Prometió acabar con la guerra en Gaza y en Ucrania en 24 horas. Así, con la chulería que solo él domina, como quien promete arreglar una gotera o devolver el recibo de la luz. "Dadme 24 horas", dijo el flamante presidente Donald Trump en campaña, y medio mundo —con ese punto de ingenuidad masoquista que aún nos queda— pensó: “Oye, igual esta vez va en serio”. Pues bien, las 24 horas pasaron a ser una semana, y también ha pasado el mes, y aquí estamos, ya bien entrados en abril de 2025 y... ¡oh, sorpresa! Las bombas siguen cayendo, los muertos siguen sumándose y Trump sigue, como siempre, echando gasolina al incendio mientras se hace selfies con la manguera.
Porque si algo ha conseguido este showman de la política, es que a falta de resolver las guerras que ya teníamos, se ha sacado de la manga una nueva: la guerra arancelaria. Una maravilla de su cosecha, un conflicto que no existía, que nadie pedía, y que ahora tiene a medio planeta al borde de un ataque de nervios y al otro medio preparando barricadas comerciales. Desde luego, si su intención era pasar a la historia, ya puede ir buscando hueco en el manual de economía como el inventor de la tormenta perfecta.
Pero, volviendo al frente de batalla de siempre, la Ucrania que según Trump "provocó a Rusia" (sí, la víctima es la culpable), sigue desangrándose.

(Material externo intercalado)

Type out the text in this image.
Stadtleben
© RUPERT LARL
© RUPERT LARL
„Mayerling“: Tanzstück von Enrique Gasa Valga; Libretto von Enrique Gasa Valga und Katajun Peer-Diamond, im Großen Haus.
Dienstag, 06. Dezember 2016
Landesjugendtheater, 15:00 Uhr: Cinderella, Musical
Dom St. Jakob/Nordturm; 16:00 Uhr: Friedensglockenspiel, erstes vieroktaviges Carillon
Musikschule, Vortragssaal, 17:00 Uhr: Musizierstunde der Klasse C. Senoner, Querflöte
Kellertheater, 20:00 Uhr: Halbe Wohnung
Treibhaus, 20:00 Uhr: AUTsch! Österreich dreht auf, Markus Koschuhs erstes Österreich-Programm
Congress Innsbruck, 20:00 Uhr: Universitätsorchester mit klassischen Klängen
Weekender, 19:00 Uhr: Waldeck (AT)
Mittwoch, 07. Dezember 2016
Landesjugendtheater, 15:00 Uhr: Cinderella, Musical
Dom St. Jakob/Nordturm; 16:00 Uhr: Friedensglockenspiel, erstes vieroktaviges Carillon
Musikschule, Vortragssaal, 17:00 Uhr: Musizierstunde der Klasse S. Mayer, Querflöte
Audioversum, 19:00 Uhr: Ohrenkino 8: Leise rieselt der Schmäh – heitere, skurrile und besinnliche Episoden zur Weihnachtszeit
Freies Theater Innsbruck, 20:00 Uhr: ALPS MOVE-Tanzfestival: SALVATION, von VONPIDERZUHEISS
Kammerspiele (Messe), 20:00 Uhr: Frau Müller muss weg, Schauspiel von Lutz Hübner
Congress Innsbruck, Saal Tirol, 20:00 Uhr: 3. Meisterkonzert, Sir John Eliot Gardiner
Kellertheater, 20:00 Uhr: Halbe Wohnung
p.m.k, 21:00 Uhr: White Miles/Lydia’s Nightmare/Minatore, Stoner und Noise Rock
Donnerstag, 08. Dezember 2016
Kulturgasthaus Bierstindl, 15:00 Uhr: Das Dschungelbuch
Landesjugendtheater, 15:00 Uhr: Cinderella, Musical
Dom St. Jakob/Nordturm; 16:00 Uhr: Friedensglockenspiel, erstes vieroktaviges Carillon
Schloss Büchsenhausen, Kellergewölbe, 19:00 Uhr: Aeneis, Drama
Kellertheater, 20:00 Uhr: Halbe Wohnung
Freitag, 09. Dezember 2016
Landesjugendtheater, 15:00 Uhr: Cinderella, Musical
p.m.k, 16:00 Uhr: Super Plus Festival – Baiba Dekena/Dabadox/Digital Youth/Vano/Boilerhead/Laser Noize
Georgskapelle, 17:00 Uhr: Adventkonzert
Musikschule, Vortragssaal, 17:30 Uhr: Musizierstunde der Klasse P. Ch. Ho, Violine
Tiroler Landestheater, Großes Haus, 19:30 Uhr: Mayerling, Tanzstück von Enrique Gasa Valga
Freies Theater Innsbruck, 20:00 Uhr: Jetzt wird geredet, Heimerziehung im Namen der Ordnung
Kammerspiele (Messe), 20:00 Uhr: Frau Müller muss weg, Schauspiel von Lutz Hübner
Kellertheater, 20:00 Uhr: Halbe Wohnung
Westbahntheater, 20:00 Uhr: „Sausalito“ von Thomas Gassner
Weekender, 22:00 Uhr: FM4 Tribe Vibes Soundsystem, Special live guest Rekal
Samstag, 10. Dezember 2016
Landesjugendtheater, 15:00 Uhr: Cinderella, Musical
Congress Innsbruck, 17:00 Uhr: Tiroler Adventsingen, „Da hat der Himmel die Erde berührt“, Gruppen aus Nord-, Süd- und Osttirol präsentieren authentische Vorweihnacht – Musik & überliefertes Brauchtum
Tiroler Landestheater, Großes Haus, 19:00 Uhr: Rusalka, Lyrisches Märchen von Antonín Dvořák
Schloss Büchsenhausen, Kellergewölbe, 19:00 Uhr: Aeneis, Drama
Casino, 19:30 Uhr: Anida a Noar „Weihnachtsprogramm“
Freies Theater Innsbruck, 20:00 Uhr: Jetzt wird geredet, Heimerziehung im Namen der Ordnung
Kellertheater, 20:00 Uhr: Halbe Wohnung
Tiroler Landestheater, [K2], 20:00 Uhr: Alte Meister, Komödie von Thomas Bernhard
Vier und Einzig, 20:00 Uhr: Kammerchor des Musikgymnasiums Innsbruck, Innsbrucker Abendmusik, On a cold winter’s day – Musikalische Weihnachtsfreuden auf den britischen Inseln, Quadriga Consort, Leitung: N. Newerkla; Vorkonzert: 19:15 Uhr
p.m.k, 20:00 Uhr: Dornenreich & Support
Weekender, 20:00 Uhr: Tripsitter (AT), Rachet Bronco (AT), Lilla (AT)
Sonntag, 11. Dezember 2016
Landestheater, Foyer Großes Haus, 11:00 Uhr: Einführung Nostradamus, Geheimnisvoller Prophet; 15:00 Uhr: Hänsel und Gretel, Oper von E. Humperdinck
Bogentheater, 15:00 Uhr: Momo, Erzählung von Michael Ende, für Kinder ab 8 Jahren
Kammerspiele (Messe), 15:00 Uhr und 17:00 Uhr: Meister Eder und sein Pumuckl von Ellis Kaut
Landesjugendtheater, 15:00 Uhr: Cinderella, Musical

Y mientras Putin, el colega del magnate metido a presidente, aprovecha la ocasión para recrudecer la invasión con más dureza, Trump se dedica a repartir culpas a quien no le ríe las gracias y a besarle los pies a quien le invita a vodka, que hace buena combinación con la bebida que tanto le gusta.
Y en Gaza, más de lo mismo. La gran "solución" trumpiana, esa que no se atreven ni a escribir en cómics de ciencia ficción, consiste básicamente en desalojar a los habitantes de la Franja y transformarlo en un resort... eso sí, bajo control yankee y para uso y disfrute del que pague en dólares. Eso sí, ni una palabra sobre los más de 50.000 muertos. Eso no cabe en sus discursos, que bastante ocupados están ya de halagos a Netanyahu, al que parece que le han dado asiento vitalicio en la mesa de Trump.
En Ucrania quiere sus minerales críticos, en Gaza la primera línea de playa... y ojo con la que líe en Groenlandia...
Y como si con estos dos fuegos (o tres) no tuviéramos bastante, ahora le ha dado por mirar al Sahara y ponerse de parte de Marruecos al que ya beneficia con unos aranceles que perjudican a España, señalando al Frente Polisario como si fueran la reencarnación de Bin Laden. Una organización que lleva décadas pidiendo exactamente lo que las Naciones Unidas reconocen como legítimo: que el Sahara sea del pueblo saharaui. Pero claro, eso no da titulares ni favores diplomáticos, y ya sabemos que a Trump lo que le pierde es la foto y la fanfarria, no la justicia.
Prometió acabar con las guerras en una semana y lo que ha hecho es ampliarlas, recrudecerlas y, ya puestos, inventarse otras nuevas. Y mientras tanto, el mundo sigue ardiendo y Trump, como si nada, sigue cubriéndose de gloria. O de algo peor.